Linux Mint verabschiedet sich von libAdwaita und fordert andere auf, sich ihnen anzuschließen.

Die Entwickler von Linux Mint haben in ihrem monatlichen Newsletter über den Fortschritt bei der Entwicklung von Linux Mint 22 berichtet und ihre Sichtweise zur Situation rund um die Entwicklung von GNOME sowie den in diesem Rahmen entwickelten Anwendungen geteilt.

Im Jahr 2016 starteten die Entwickler von Linux Mint ein Projekt namens XApps, das darauf abzielt, universelle Anwendungen für traditionelle Desktop-Umgebungen auf Basis von GTK zu schaffen, um die grundlegenden GNOME-Anwendungen zu ersetzen. Dazu gehören Xreader (ein Fork von Atrill, das seinerseits ein Fork von Evince ist), Xplayer (ein Fork von Totem), Xviewer (ein Fork von Eye of Gnome) und weitere. Nähere Informationen zum Projekt finden Sie auf deren Webseite.

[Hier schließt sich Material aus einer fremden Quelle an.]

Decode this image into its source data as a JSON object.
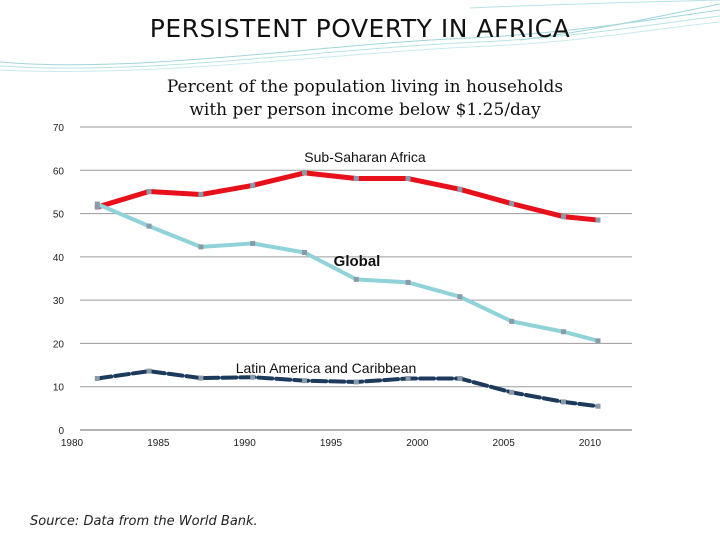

Im Newsletter heißt es, dass die Entwickler planen, die Liste der Anwendungen im Projekt XApps zu erweitern, und sie rufen andere dazu auf, an dem Projekt mitzuarbeiten. Besonders richtet sich der Aufruf an die Entwickler von Mate und XFCE, die an der Entwicklung von unabhängig von GNOME bestehenden Anwendungen interessiert sind, sowie an die Entwickler von Distributionen, die diese als ihre Basisumgebung nutzen. Merkwürdigerweise wird hauptsächlich Xubuntu erwähnt.

Der Grund für diese Erklärung sowie die Gründung des Projekts XApps ist die zunehmende Kluft zwischen den GNOME-Entwicklern und anderen hinsichtlich des Verständnisses, wie die Benutzeroberfläche von Anwendungen gestaltet sein sollte. Die Nutzung der libAdwaita-Bibliothek durch das GNOME-Projekt, die die Grundlage für die Benutzeroberflächen der meisten Anwendungen im modernen GNOME bildet, ist ebenfalls ein Faktor. Laut den Entwicklern von Linux Mint wurde diese Bibliothek ausschließlich für GNOME entwickelt, wodurch GNOME-Anwendungen immer weniger für den Einsatz außerhalb von GNOME geeignet sind.

Als Beispiel führen die Autoren des Digests Screenshots von Anwendungen an, die ausschließlich auf GTK basieren, und solche, die auf LibAdwaita beruhen. Sie verdeutlichen damit die Unterschiede im Erscheinungsbild der Anwendungen und deren Ungeeignetheit als Standardanwendungen in einer Distribution, die sich als vollständiges Ökosystem mit einem einheitlichen Ansatz zur Gestaltung von Benutzeroberflächen positioniert, und nicht als Bastellösung.

Aufgrund dieser Inkompatibilität wurde in Zukunft der GNOME Font Viewer aus Linux Mint 22 entfernt, und einige Programme wurden auf die GTK3-Version heruntergestuft, insbesondere:

  • Celluloid;
  • GNOME Calculator;
  • Simple Scan;
  • Baobab;
  • System Monitor;
  • GNOME Calendar;
  • File Roller;
  • Zenity.

Die Entwickler von Zenity planen, ganz auf die Anwendung zu verzichten, während sie andere als Abspaltungen weiterentwickeln.

Darüber hinaus halten die Entwickler von Mint es für nicht sinnvoll, dem Weg von Ubuntu zu folgen, das die Bibliothek libAdwaita für ihre Designs modifiziert. Daher wird das Thema Adwaita aus der Liste der in Cinnamon 6.2 verfügbaren Themen entfernt.

Die Entwickler sind der Meinung, dass das Projekt XApps das Problem lösen kann. Sie proklamieren als Grundsatz die Unabhängigkeit von Distribution und Desktop-Umgebung, egal ob Cinnamon, XFCE, Mate oder eine andere. XApps sollte, ihrer Meinung nach, ein eigenständiges Projekt mit eigenen Repositories auf GitHub, einem Chat, einer Website, Verwaltung usw. sein.